Cuando él entró, fue imposible no voltear a verle.
Alto, de cabello oscuro, ojos marrones como el chocolate, y una sonrisa para morirse. Ese era Nathan Palacio.
Maya bufó al escuchar los suspiros poco disimulados que dieron sus compañeras, y amigas incluídas, al verle.
¿Qué tenía él de especial? ¿Atractivo? Cualquiera podría ser atractivo, si se esfuerza. ¿Confianza? Poseía demasiada, en su humilde opinión. ¿Inteligencia? ¡Já! Lo que él tenía, era una jodida buena suerte del infierno; todos los días podía observarlo holgazaneando en los pasillos de la escuela, se saltaba las clases, jamás había habido una sola alma viviente dichosa de verle entregar una tarea, y, aún así, el idiota sacaba las mejores calificaciones del lugar. ¡¿Cómo era eso posible?!

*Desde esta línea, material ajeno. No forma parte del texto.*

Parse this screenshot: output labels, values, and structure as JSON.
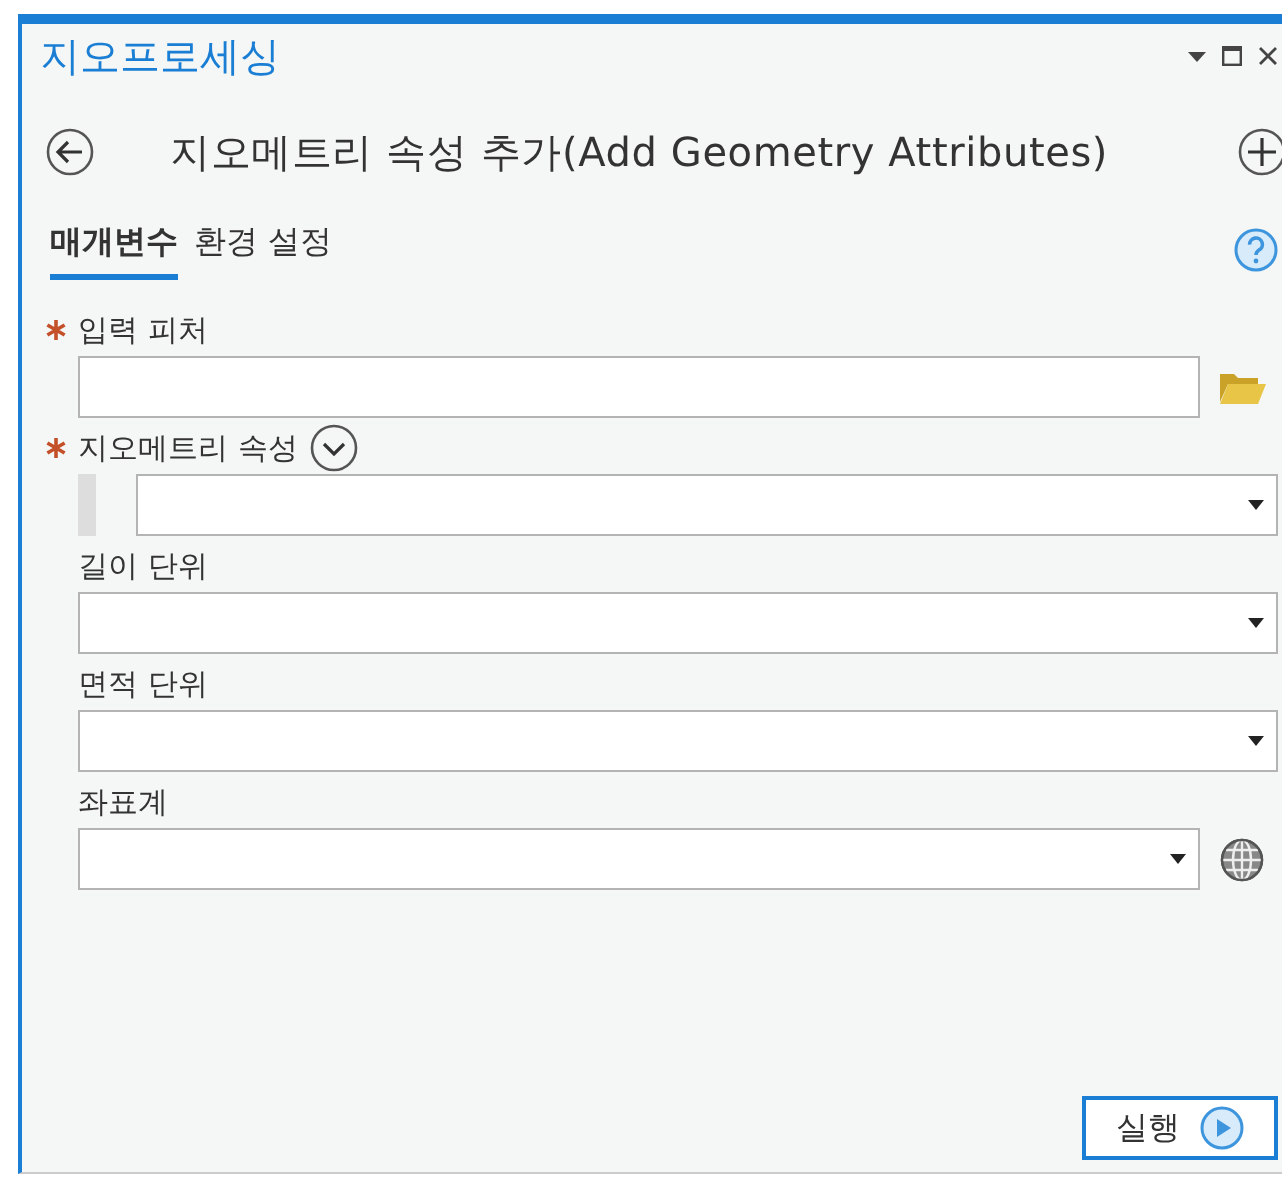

Maya se mataba el día entero y la noche estudiando, tratando de memorizar los temas y comprender los endemoniados procesos de matemáticas y álgebra, ¿para qué? Para un mísero seis. Apostaba su mesada entera (la cual era nula, por cierto) a que ese imbécil jamás en su vida había tocado un libro. Idiota.
¿Es demasiado evidente que Maya lo odia? ¿No? Pues lo aclararé: ella lo odia a muerte.
Y odia aún más que el idiota se atreva a guiñarle un ojo y sonreírle cuando la sorprende viéndole. ¡Es tan frustrante!